CAN A DEFENDANT PRESENT EVIDENCE THAT A PORTION OF MEDICAL BILLS WERE WRITTEN-OFF BY A HEALTHCARE PROVIDER IN A PERSONAL INJURY CASE?
Sometimes the black letter law passed by the legislature is unclear. The legislature can’t anticipate every possible fact scenario when they pass a law, so it lay to the courts to interpret the law and give guidance to what it means. This interpretation is called case law. When the court decides a certain meeting to the law it essentially answers a legal question. Lawyers and other courts then can rely on that ruling when they have a similar issue in their case. The following case answers the question above.
Martinez v. Milburn Enterprises, Inc., 290 Kan. 572, 233 P.3d 205 (2010).
This case addresses the following issue:
Can a defendant present evidence that a portion of medical bills were written-off by a healthcare provider in a personal injury case?
This case dealt with the effect of the “collateral source” rule on the admissibility of insurance write-offs for healthcare bills. Id. at 208. The collateral source rule prevents a defendant from presenting evidence that the plaintiff received payment from “a source wholly independent of and collateral to the wrongdoer.” Id. This almost exclusively arises in the context of health insurance for personal injury claims, as was the case here. Id. The court ultimately found that write-offs did fit within the collateral source rule, but the billed amounts and accepted amounts did not, because the amount billed and amount accepted are highly relevant to the fact question of what “the reasonable value of the medical treatment” received by the plaintiff is. Id.
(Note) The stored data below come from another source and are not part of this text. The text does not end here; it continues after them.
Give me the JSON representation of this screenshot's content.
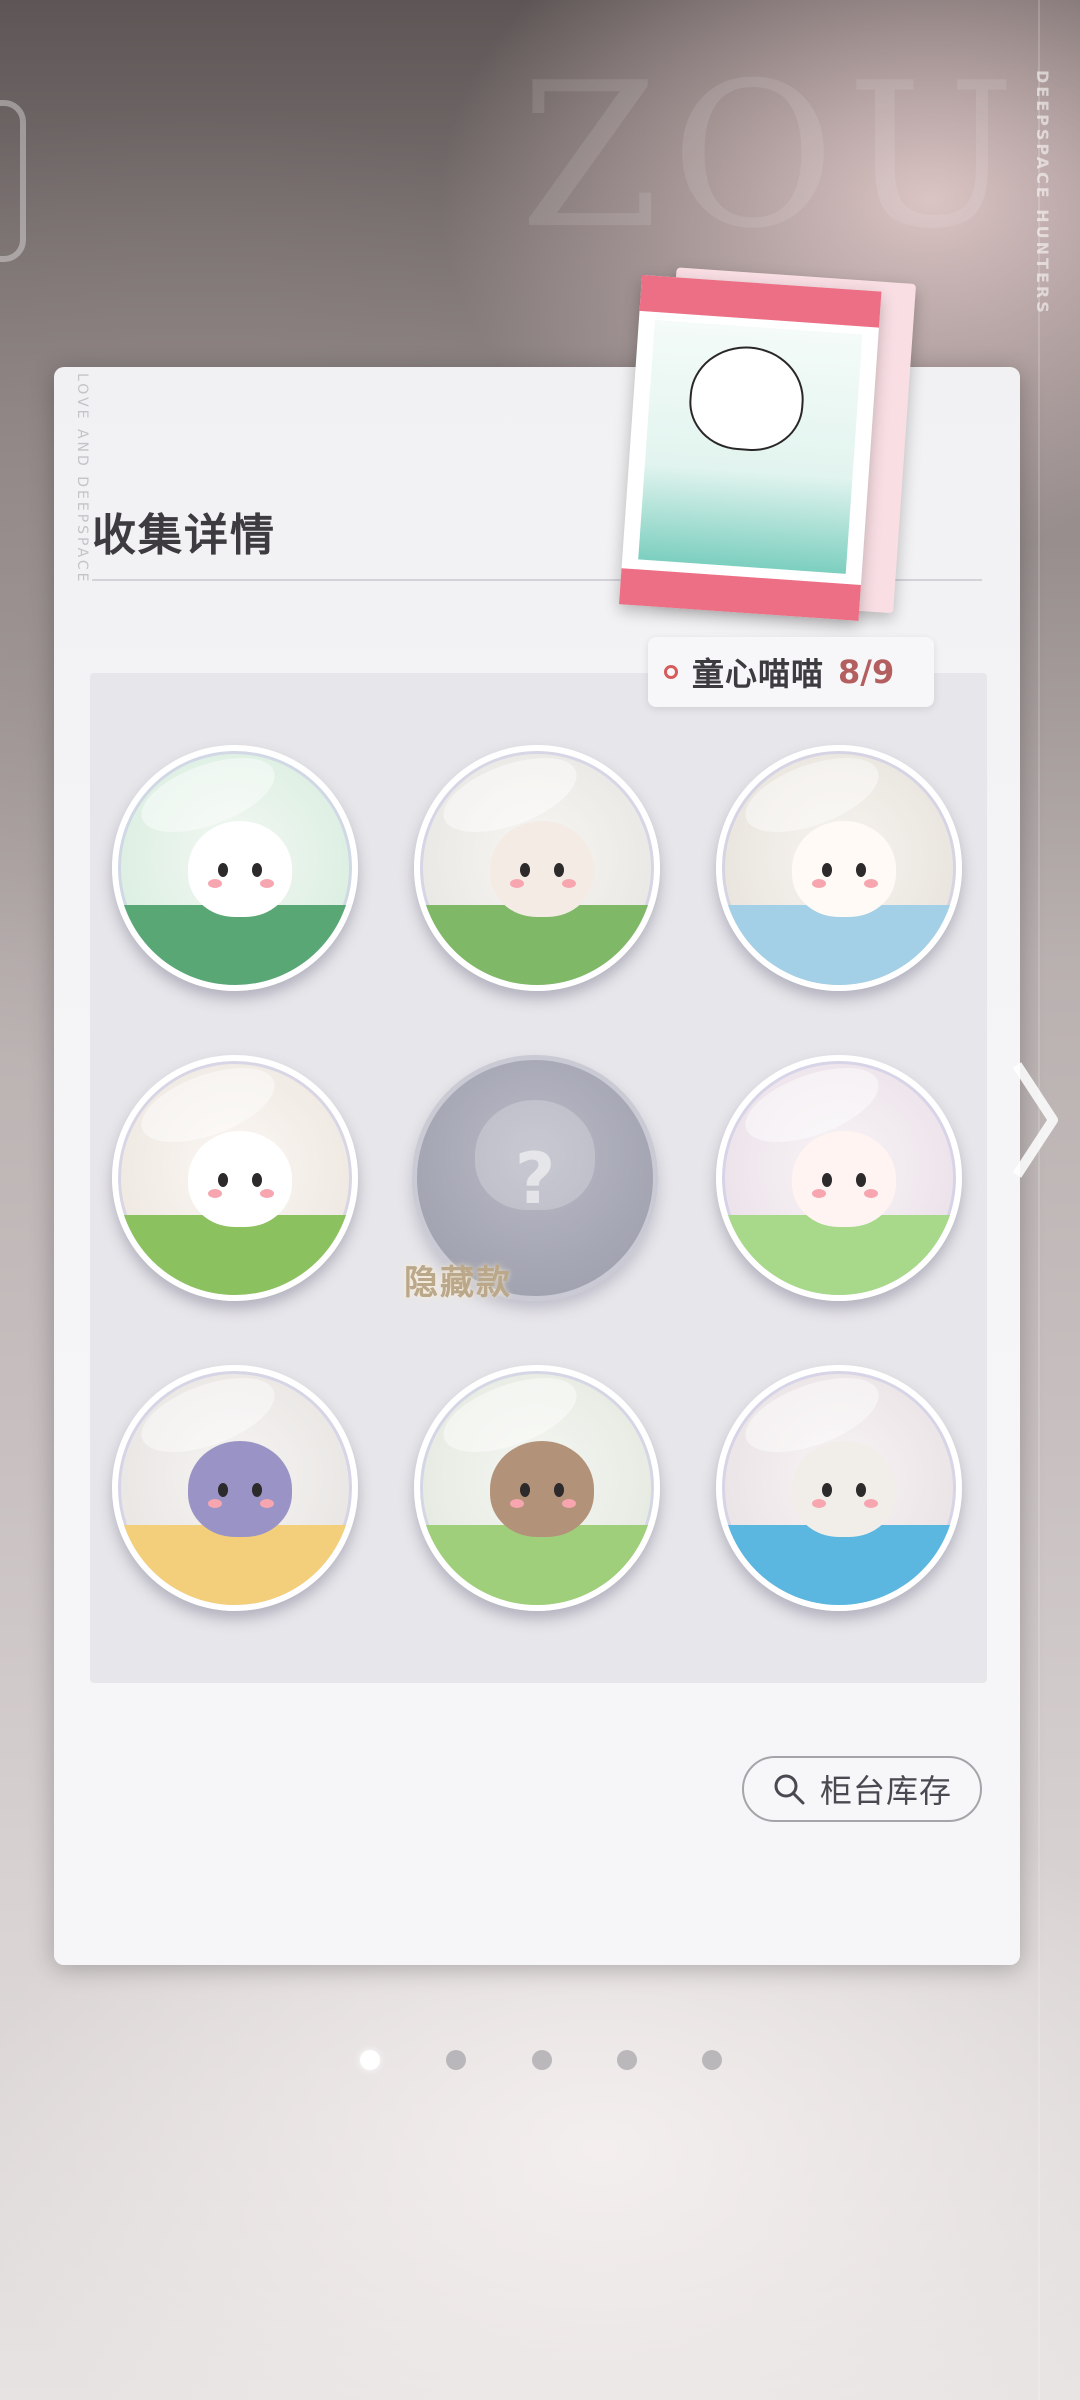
{
  "background": {
    "brand_vertical": "DEEPSPACE HUNTERS"
  },
  "panel": {
    "vertical_text": "LOVE AND DEEPSPACE",
    "title": "收集详情"
  },
  "collection": {
    "name": "童心喵喵",
    "count": "8/9"
  },
  "badges": [
    {
      "state": "collected",
      "theme": "lotus"
    },
    {
      "state": "collected",
      "theme": "butterfly-book"
    },
    {
      "state": "collected",
      "theme": "rocking-horse"
    },
    {
      "state": "collected",
      "theme": "picnic-bear"
    },
    {
      "state": "hidden",
      "label": "隐藏款"
    },
    {
      "state": "collected",
      "theme": "bubbles"
    },
    {
      "state": "collected",
      "theme": "sandcastle"
    },
    {
      "state": "collected",
      "theme": "snake-hat"
    },
    {
      "state": "collected",
      "theme": "number-blocks"
    }
  ],
  "hidden_label": "隐藏款",
  "search_button": {
    "label": "柜台库存",
    "icon": "search-icon"
  },
  "pagination": {
    "total": 5,
    "active": 1
  },
  "colors": {
    "accent_red": "#b45f5f",
    "panel_bg": "#f5f5f7",
    "grid_bg": "#e7e6ea"
  }
}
In this case, the plaintiff suffered a slip-and-fall at a shopping center. Id. Her medical bills totaled $70,496.15. Id. However, the medical provider ultimately accepted only $5,310 to satisfy this full amount, and plaintiff herself only paid $621 (deductible and co-pay). Id. The trial court disallowed any evidence of the full billed amount, instead limiting the plaintiff to evidence of $5,310 of payment. Id. The Kansas Supreme Court was asked to decide what was proper to present to the jury: the full billed amount, the amount actually paid, or the amount written off. Id.
The court began by reviewing the current Kansas case law and case law of other states concerning the collateral source rule. Id. at 221-23. The collateral source rule had developed to ensure that a plaintiff is not punished for having the foresight to carry health insurance. Id. at 221. However, Kansas also recognizes that it is the task of the jury to determine what the reasonable cost of medical services are in a personal injury case. Id. at 222. Taking these two together, the court determined that the total billed amount was highly relevant to assisting the jury in determining the value of medical services. Id. at 229. Additionally, the ultimate amount of accepted by the medical provider is also relevant and useful for a jury. Id.
What the court was not willing to have placed before the jury was the amount paid by the plaintiff’s insurance or the specific write-off amount. Id. This would undermine the collateral source rule altogether, in that it would entice the jury to punish the plaintiff for having insurance—precisely what the collateral source rule was developed to prohibit. Id. Thus, this information is not permissible to place before a jury, though the jury will easily be able to figure out this amount based upon the billed amount and accepted amount. Id.